ARTIST OVERVIEW
Marc Trujillo (b. 1966–) is an urban landscape painter who depicts the big box retail stores, self-service gas stations, and fast-food chains that make up a large portion of the urban environment. Free of political or moral overtones, these works function both as modern North American genre scenes (much like the 17th–century Dutch genre scenes of marketplaces, courtyards, and flower stalls) and as painterly meditations on color, light, and form.
According to art historian Andrew Forge, in Trujillo's paintings "time is rescued, transformed from loss to duration [and] absence is given presence."1 All of the places Trujillo depicts contribute to the increasingly fast-paced world in which we live, where attention spans have diminished beyond the point of no return. Trujillo, however, subverts this freneticism by capturing it in an objective, but highly aesthetic manner, that allows the viewer to experience an alternative reality present in such quotidian locales.
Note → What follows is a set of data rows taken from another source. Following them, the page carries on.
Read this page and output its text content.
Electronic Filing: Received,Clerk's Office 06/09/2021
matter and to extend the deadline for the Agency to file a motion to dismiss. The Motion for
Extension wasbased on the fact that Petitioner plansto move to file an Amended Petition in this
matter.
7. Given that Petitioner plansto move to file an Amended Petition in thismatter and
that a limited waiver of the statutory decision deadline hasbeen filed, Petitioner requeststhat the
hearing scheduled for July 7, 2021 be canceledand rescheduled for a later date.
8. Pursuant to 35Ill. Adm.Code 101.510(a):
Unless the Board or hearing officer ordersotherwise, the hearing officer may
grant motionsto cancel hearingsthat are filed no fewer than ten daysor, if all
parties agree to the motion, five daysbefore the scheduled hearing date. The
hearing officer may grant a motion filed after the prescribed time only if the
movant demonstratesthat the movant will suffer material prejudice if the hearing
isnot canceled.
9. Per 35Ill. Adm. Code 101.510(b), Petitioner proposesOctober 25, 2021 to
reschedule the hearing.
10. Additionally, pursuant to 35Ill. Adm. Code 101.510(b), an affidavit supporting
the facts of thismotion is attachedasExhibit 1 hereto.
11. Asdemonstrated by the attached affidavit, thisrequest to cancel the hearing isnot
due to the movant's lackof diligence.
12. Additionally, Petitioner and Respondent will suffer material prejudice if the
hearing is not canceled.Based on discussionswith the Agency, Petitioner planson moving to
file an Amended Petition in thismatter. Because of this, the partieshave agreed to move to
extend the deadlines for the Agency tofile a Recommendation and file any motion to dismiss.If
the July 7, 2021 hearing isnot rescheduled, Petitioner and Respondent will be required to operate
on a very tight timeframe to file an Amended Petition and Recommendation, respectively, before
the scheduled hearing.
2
Although based on direct observation, Trujillo's paintings are completely synthetic and rigorously structured. While the places depicted are nominally in the Los Angeles area, they are in actuality generic environments that are familiar to most Americans. From these boxy, cookie-cutter industrial building designs, Trujillo builds compositions based on complicated arrays of angled planes and radial lines that recede into deep space.2 The depiction of light, both artificial and natural, is handled with extreme care as is the overall color balance within each painting.
Marc Trujillo exhibits nationally on both coasts and is the recipient of numerous awards and fellowships, including a 2008 Guggenheim Fellowship, the 2008 Rosenthal Family Foundation Award in Painting from the American Academy of Arts and Letters, and a 2001 Louis Comfort Tiffany Foundation Award. The artist grew up in Albuquerque, NM, and currently resides in Los Angeles.
1. Andrew Forge, in Marc Trujillo (San Francisco: Hackett-Freedman Gallery, 1988)
2. David Pagel, "The Plainness of Plain Things," Recent Paintings by Marc Trujillo. (San Francisco: Hackett-Freedman Gallery, 2003).